The nurse is caring for a client with a history of heart failure. Which discharge instruction is most important?
- A. Weigh yourself daily.'
- B. Limit exercise to 10 minutes daily.'
- C. Increase sodium intake.'
- D. Take over-the-counter pain relievers as needed.'
Correct Answer: A
Rationale: Daily weight monitoring detects fluid retention early in heart failure, allowing timely intervention. Exercise should be moderate, sodium restricted, and pain relievers used cautiously.
The nurse is caring for a client with a history of a tracheostomy. Which intervention is most important when suctioning the tracheostomy?
- A. Using sterile technique
- B. Applying suction for 20 seconds
- C. Instilling saline before suctioning
- D. Using a large-diameter catheter
Correct Answer: A
Rationale: Sterile technique during tracheostomy suctioning prevents infection, a critical concern. Suctioning should last 10-15 seconds, saline is optional, and catheter size should be appropriate.

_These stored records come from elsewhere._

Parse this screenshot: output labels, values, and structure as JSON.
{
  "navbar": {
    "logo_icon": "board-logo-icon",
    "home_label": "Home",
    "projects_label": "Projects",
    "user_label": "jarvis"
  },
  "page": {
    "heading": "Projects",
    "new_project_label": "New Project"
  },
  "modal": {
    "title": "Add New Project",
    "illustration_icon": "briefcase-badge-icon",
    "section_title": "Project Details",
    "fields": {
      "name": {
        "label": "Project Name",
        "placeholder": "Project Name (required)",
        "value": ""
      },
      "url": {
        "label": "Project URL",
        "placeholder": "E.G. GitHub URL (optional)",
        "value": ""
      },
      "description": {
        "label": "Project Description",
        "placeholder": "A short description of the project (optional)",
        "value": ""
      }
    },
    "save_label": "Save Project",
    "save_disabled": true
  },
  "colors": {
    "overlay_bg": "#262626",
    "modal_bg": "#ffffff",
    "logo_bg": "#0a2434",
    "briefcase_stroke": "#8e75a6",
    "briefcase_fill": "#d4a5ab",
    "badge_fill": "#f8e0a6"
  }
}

A client is admitted with sickle cell crises and sequestration. Upon assessing the client, the nurse would expect to find:
- A. Decreased blood pressure
- B. Moist mucus membranes
- C. Decreased respirations
- D. Increased blood pressure
Correct Answer: A
Rationale: Sickle cell crisis with sequestration can lead to hypovolemia due to blood pooling in organs, resulting in decreased blood pressure.
Which diet would the nurse expect to see ordered for a patient with nephrotic syndrome?

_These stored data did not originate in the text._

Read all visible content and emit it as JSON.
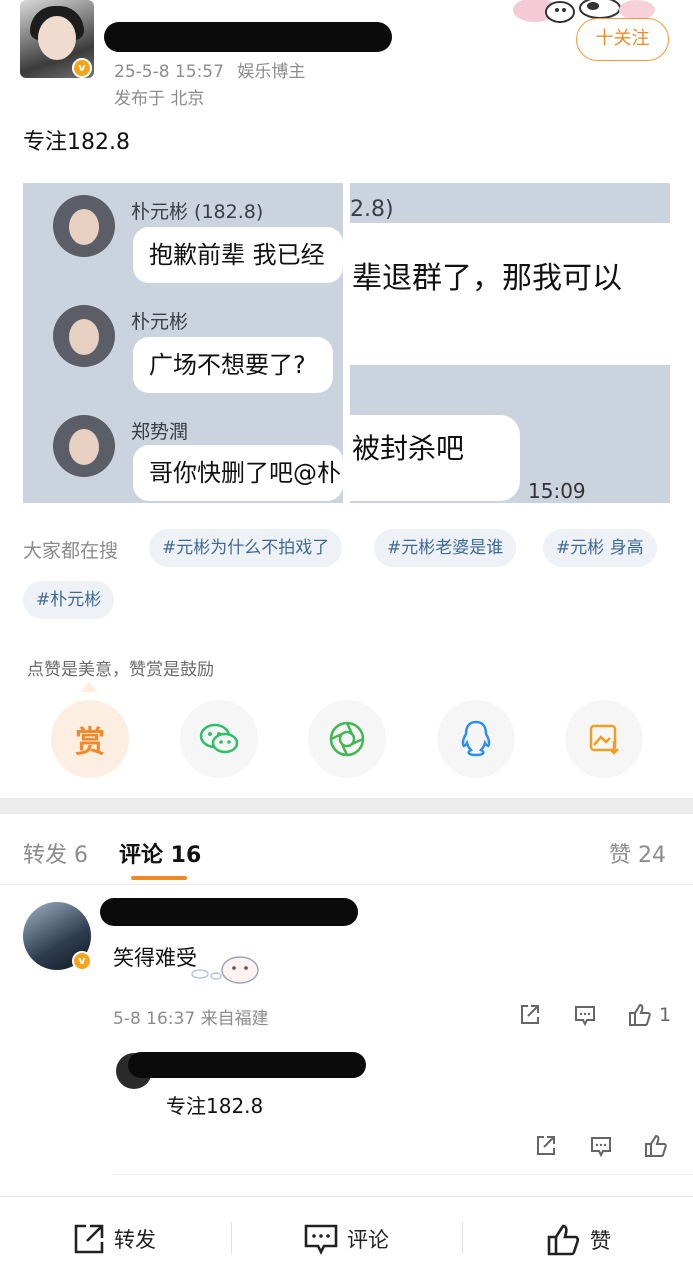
{
  "post": {
    "verified_badge": "v",
    "timestamp": "25-5-8 15:57",
    "author_tag": "娱乐博主",
    "location": "发布于 北京",
    "follow_label": "十关注",
    "text": "专注182.8"
  },
  "screenshot": {
    "left": {
      "messages": [
        {
          "name": "朴元彬 (182.8)",
          "text": "抱歉前辈 我已经"
        },
        {
          "name": "朴元彬",
          "text": "广场不想要了?"
        },
        {
          "name": "郑势潤",
          "text": "哥你快删了吧@朴"
        }
      ]
    },
    "right": {
      "header": "2.8)",
      "top_text": "辈退群了，那我可以",
      "bubble_text": "被封杀吧",
      "time": "15:09"
    }
  },
  "hot_search": {
    "label": "大家都在搜",
    "tags": [
      "#元彬为什么不拍戏了",
      "#元彬老婆是谁",
      "#元彬 身高",
      "#朴元彬"
    ]
  },
  "reward": {
    "text": "点赞是美意，赞赏是鼓励",
    "button_label": "赏"
  },
  "share_icons": [
    "wechat-icon",
    "moments-icon",
    "qq-icon",
    "save-image-icon"
  ],
  "tabs": {
    "repost": "转发 6",
    "comments": "评论 16",
    "likes": "赞 24"
  },
  "comment": {
    "text": "笑得难受",
    "meta": "5-8 16:37 来自福建",
    "like_count": "1",
    "reply": {
      "text": "专注182.8"
    }
  },
  "bottom_bar": {
    "repost": "转发",
    "comment": "评论",
    "like": "赞"
  },
  "colors": {
    "accent": "#f08a28",
    "tag_text": "#3f6a96",
    "tag_bg": "#eef2f7",
    "wechat_green": "#2fbf6a",
    "qq_blue": "#2b8ff0"
  }
}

- A. Low carbohydrate potassium
- B. Moderate protein
- C. Low calcium
- D. Increased potassium
Correct Answer: B
Rationale: Nephrotic syndrome causes proteinuria, leading to hypoalbuminemia. A moderate protein diet (0.8–1 g/kg/day) helps replace lost protein without overloading the kidneys. Low carbohydrate, low calcium, or increased potassium diets are not specific to nephrotic syndrome.